Morfologia, w jednym elemencie, zawiera kilka pomiarów

Czerwone krwinki

Krwinki czerwone lub erytrocyty lub krwinki czerwone to komórki bez jądra, mające kształt dwuwklęsłego krążka o średnicy 7.3 µ.

Są wytwarzane przez komórki serii erytroblastycznej szpiku kostnego.

Czerwone krwinki zawierają hemoglobinę (Hb), która przenosi tlen i nadaje krwi typowy czerwony kolor.

Średnie wartości erytrocytów wynoszą 5 mln/mm3 u mężczyzn i 4.5 mln/mm3 u kobiet.

Zmniejszenie liczby czerwonych krwinek nazywa się niedokrwistością.

W praktyce klinicznej stosuje się wartość hemoglobiny; rozpoznanie niedokrwistości stawia się przy wartościach hemoglobiny niższych niż 13 g/dl dla mężczyzn i 12 g/dl dla kobiet.

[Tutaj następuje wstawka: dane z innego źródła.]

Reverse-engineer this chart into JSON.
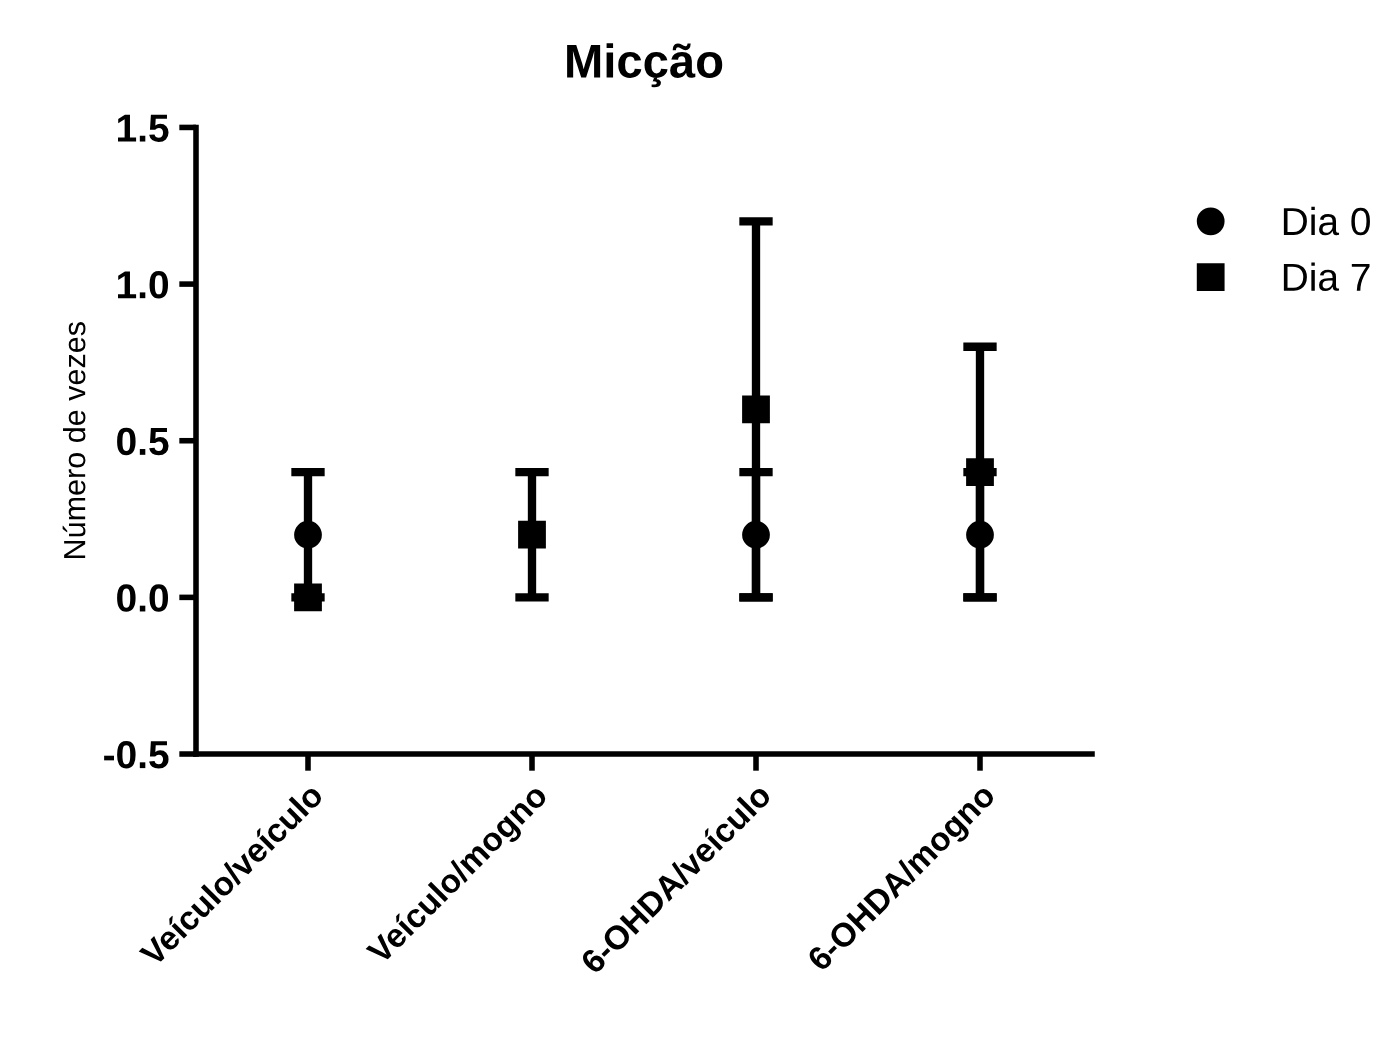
{
  "chart_data": {
    "type": "scatter",
    "title": "Micção",
    "ylabel": "Número de vezes",
    "categories": [
      "Veículo/veículo",
      "Veículo/mogno",
      "6-OHDA/veículo",
      "6-OHDA/mogno"
    ],
    "series": [
      {
        "name": "Dia 0",
        "color": "#000000",
        "marker": "circle",
        "values": [
          0.2,
          null,
          0.2,
          0.2
        ],
        "errors": [
          0.2,
          null,
          0.2,
          0.2
        ]
      },
      {
        "name": "Dia 7",
        "color": "#000000",
        "marker": "square",
        "values": [
          0,
          0.2,
          0.6,
          0.4
        ],
        "errors": [
          null,
          0.2,
          0.6,
          0.4
        ]
      }
    ],
    "ylim": [
      -0.5,
      1.5
    ],
    "yticks": [
      {
        "value": -0.5,
        "label": "-0.5"
      },
      {
        "value": 0,
        "label": "0.0"
      },
      0.5,
      {
        "value": 1,
        "label": "1.0"
      },
      1.5
    ],
    "grid": false,
    "legend": "right"
  }
}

Niedokrwistość może wynikać ze zmniejszonej produkcji krwinek w szpiku kostnym, zwykle z powodu niedoboru kluczowego składnika erytropoezy (żelaza, kwasu foliowego lub witaminy B12) lub zwiększonego niszczenia krążących krwinek czerwonych (niedokrwistość hemolityczna) lub utraty w wyniku krwotoku .

Objawy niedokrwistości różnią się w zależności od wartości hemoglobiny i szybkości jej wystąpienia.

Niedokrwistość, która pojawia się szybko, na przykład z powodu krwotoku lub hemolizy, może objawiać się poważniejszymi objawami, nawet z powodu niewielkiego zmniejszenia stężenia hemoglobiny, podczas gdy niedokrwistość, która rozwija się przez długi czas, może również pozostać bezobjawowa lub objawiać się łagodnymi objawami nawet z bardzo niskimi wartościami hemoglobiny.

Łagodna anemia często przebiega bezobjawowo. Typowymi objawami są zmęczenie (astenia), duszność (duszność) i kołatanie serca, zwłaszcza podczas aktywności fizycznej.

Jeśli niedokrwistość jest ciężka, może również wystąpić zwiększenie częstości akcji serca i pojemności minutowej serca z kołataniem serca (odczuwanie bicia serca), aż do niewydolności serca.

Mogą wystąpić objawy niezwiązane bezpośrednio z układem sercowo-naczyniowym, takie jak ból głowy, omdlenia, dzwonienie w uszach (szum uszny), zawroty głowy, drażliwość, bezsenność i trudności z koncentracją.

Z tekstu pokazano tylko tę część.